As counterfeiting or forgery is called deceptively produced or edited items and information . Branded products are often counterfeited by copying an original or a legally protected product in all its properties, materials, signatures and trademarks in such a way that it appears like the original. Products from a certain manufacturer, artist, politician or writer that were invented by the forger also fall into this category.

Subjects and objects

There are counterfeits in many areas. In history , but also in other sciences , objects, documents or data are forged. In the arts , counterfeit art is primarily used for financial gain and recognition. An example from the literature is BJ Macpherson's Fragments of ancient poetry, collected in the highlands of Scotland , which was passed off as the alleged work of Ossian in 1760 . Forgeries are used for propaganda or associative purposes in journalism and politics. The apparently truthful photography is falsified , among other things, with image processing programs . The English term fake is symptomatic of internet culture .

A wide variety of objects are counterfeited. Examples are the forgery of documents such as forgery of ID cards or for the implementation of political goals as an election forgery . Maps are also forged for political and military reasons. The Donation of Constantine and the pseudoisidoric decretals are known historically . Antiques are imitated from inexpensive materials with aging effects and are sold as old and expensive.
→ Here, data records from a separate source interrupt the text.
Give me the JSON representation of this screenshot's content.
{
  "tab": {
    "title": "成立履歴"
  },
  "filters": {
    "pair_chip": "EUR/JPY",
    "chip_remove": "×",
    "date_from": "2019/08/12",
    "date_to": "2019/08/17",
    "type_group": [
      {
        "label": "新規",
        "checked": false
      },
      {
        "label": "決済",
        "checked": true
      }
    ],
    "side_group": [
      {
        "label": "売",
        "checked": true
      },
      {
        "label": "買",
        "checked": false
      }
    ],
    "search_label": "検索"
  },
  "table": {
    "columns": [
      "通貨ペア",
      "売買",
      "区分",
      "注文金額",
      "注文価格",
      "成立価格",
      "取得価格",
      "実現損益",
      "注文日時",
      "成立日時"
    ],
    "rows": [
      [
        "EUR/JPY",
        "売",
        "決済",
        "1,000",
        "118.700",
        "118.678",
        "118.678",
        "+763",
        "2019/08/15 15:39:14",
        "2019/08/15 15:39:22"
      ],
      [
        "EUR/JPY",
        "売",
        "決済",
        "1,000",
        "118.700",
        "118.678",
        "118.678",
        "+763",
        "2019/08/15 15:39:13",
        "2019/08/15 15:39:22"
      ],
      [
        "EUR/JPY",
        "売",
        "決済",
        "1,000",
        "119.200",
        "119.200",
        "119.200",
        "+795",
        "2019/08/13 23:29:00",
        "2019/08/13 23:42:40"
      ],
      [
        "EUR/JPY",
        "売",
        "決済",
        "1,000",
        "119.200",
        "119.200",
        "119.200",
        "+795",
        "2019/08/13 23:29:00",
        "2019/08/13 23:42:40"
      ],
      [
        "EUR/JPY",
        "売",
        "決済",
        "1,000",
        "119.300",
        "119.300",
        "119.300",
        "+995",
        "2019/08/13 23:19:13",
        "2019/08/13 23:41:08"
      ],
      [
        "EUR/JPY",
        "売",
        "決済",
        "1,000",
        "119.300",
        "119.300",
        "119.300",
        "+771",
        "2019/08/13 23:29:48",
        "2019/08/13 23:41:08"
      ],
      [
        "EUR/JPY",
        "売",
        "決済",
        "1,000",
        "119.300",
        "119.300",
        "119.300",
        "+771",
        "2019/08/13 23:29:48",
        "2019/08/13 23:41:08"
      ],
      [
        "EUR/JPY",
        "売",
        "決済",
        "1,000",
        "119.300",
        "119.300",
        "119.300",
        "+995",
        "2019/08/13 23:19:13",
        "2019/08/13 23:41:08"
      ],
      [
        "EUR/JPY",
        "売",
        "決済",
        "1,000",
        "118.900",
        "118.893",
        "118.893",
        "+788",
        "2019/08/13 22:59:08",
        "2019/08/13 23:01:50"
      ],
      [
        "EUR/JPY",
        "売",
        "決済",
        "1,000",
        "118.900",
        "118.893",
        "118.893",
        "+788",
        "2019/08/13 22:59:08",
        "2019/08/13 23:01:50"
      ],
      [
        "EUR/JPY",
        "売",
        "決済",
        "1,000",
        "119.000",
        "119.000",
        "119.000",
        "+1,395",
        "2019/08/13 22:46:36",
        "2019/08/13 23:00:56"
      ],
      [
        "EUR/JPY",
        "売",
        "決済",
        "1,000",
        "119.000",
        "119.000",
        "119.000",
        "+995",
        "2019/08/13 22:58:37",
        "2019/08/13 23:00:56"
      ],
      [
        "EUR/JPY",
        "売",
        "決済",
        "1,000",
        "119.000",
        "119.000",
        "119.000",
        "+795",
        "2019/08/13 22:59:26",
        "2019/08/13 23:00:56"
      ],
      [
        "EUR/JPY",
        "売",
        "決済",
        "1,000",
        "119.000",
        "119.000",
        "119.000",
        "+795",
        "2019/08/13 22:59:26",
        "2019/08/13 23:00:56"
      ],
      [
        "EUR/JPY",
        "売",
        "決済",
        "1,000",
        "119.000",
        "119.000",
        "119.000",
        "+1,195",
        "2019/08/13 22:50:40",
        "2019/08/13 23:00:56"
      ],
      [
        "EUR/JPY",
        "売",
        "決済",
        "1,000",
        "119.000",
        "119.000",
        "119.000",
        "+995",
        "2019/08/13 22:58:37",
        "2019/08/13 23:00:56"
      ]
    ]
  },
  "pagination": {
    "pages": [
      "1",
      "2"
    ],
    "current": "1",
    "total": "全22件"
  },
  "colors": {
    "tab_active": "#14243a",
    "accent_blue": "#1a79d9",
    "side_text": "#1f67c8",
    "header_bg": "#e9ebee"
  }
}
The widespread counterfeiting of branded goods falls under the term product piracy . Health damage for the user arises from the trade in counterfeit drugs , which are ineffective or often even hazardous to health. Spare parts for vehicles or electronic devices that are counterfeited or sold under false labeling can impair their operational safety or function. Frequent victims are also collectors who are lured with apparently inexpensive offers and pay dearly for counterfeit objects. For religious reasons, relics were forged in the Middle Ages , in that real body parts of indefinite origin were passed off as supposedly coming from saints. Counterfeiting means of payment promises immediate material benefit ; In addition to counterfeit money and shares, counterfeit stamps are also brought into circulation. One preventive measure is to prevent counterfeiting through security features; that in turn is a challenge for the next generation of counterfeiters.

Imitations and replicas do not count as counterfeits as long as they are marked as such. Plagiarism falls into a gray area and is illegal under trademark law.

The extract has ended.